Electrical fuses and electrical antifuses are used in the semiconductor industry to implement array redundancy, field programmable arrays, analog component trimming circuits, and chip identification circuits. Once programmed, the programmed state of an electrical fuse or an electrical antifuse does not revert to the original state on its own, that is, the programmed state of the fuse is not reversible. For this reason, electrical fuses and electrical antifuses are called One-Time-Programmable (OTP) memory elements.
Programming or lack of programming constitutes one bit of stored information in fuses or antifuses. The difference between fuses and antifuses is the way the resistance of the memory element is changed during the programming process. Semiconductor fuses have a low initial resistance state that may be changed to a higher resistance state through programming, i.e., through electrical bias conditions applied to the fuse. In contrast, semiconductor antifuses have a high initial resistance state that may be changed to a low resistance state through programming.
Continuous advances in the semiconductor technology oftentimes require changes in the material employed in semiconductor structures. Of particular relevance is the advent of a metal gate electrode, which, in addition to the gate dielectric, a polysilicon layer, and a metal silicide layer, contains a metal gate layer in a gate stack. Typically, the metal gate layer is employed in conjunction with a high-k gate dielectric material. This is because high gate leakage current of nitrided silicon dioxide and depletion effect of polysilicon gate electrodes limits the performance of conventional silicon oxide based gate electrodes. High performance devices for an equivalent oxide thickness (EOT) less than 1 nm require a high-k gate dielectric material and a metal gate electrode to limit the gate leakage current and provide high on-currents.
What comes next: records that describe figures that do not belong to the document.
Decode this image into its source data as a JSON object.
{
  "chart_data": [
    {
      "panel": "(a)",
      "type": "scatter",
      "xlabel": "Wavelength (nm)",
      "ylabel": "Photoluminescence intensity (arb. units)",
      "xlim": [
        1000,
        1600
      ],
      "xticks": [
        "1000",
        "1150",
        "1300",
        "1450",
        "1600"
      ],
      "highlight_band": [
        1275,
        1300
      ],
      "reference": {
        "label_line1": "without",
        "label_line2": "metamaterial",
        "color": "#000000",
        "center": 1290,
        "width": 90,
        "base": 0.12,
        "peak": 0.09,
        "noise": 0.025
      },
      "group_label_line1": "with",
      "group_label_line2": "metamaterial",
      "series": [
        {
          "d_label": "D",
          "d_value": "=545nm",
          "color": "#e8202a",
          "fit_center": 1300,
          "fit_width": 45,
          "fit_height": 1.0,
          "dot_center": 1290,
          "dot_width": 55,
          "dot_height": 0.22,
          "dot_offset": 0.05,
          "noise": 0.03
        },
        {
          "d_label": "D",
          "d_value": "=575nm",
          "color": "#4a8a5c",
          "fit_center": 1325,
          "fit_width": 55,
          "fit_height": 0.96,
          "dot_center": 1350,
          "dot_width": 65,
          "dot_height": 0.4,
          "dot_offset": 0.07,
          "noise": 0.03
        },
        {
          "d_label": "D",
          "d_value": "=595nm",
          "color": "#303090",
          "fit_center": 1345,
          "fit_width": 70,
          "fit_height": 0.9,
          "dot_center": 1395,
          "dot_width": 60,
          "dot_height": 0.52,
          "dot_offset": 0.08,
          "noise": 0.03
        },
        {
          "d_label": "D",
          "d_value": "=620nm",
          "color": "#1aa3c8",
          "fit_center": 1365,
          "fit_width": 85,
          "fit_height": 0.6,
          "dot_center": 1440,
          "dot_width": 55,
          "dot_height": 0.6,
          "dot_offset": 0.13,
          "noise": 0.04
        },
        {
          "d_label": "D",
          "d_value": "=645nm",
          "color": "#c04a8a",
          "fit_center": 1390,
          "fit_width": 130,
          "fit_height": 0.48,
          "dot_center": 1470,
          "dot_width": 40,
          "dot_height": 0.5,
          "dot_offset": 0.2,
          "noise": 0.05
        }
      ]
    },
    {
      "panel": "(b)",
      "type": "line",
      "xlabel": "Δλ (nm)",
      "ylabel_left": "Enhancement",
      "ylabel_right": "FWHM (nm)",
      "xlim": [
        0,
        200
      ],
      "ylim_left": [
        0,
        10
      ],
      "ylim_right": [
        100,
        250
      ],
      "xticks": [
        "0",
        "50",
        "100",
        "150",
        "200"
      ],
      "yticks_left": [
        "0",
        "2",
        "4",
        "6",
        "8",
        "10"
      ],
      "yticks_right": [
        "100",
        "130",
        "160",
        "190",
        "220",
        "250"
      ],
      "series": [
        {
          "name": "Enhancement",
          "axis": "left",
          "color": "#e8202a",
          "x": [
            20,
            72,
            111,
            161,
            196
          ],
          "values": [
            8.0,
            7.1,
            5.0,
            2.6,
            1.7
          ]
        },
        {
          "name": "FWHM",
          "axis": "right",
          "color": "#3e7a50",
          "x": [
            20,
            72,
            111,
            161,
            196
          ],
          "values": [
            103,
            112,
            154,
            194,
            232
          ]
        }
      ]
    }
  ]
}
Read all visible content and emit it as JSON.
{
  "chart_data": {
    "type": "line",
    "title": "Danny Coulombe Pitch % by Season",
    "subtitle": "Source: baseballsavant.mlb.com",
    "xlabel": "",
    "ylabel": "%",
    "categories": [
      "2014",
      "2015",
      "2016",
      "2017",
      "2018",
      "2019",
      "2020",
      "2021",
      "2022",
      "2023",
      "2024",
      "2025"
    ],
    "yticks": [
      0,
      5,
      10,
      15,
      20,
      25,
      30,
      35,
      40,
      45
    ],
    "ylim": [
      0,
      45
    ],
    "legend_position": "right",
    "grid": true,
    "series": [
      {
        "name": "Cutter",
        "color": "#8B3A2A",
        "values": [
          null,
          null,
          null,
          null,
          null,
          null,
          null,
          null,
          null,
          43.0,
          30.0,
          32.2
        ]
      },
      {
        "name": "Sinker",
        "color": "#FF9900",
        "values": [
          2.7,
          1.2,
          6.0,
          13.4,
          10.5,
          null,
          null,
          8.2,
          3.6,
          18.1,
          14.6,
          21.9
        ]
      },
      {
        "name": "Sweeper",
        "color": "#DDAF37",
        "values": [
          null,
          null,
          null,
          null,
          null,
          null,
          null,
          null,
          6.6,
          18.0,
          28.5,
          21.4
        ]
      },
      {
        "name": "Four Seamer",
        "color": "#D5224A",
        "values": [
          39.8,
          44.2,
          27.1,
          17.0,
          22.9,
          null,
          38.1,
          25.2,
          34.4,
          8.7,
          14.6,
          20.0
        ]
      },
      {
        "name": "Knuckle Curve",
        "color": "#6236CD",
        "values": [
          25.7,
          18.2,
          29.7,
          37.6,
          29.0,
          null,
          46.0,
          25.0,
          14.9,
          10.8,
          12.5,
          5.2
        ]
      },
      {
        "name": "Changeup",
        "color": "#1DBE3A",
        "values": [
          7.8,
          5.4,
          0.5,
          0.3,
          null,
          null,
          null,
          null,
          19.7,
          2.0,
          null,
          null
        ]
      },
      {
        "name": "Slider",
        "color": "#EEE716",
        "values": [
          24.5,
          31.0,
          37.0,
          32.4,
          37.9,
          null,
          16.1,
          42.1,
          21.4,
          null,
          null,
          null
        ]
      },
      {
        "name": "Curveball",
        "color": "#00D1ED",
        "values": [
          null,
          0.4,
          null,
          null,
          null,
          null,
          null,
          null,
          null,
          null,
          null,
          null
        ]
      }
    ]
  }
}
The high-k gate dielectric materials refer to dielectric metal oxides or dielectric metal silicates having a dielectric constant that is greater than the dielectric constant of silicon oxide of 3.9 and capable of withstanding relatively high temperatures, e.g., above 600° C., and preferably above 800° C. The metal gate layer may comprise a metal, a metal alloy, or a metal nitride, and typically has an even higher conductivity than the metal silicide.
In view of the above, there exists a need for an electrical antifuse structure compatible with fabrication of other semiconductor devices employing metal gate electrodes and methods of manufacturing the same.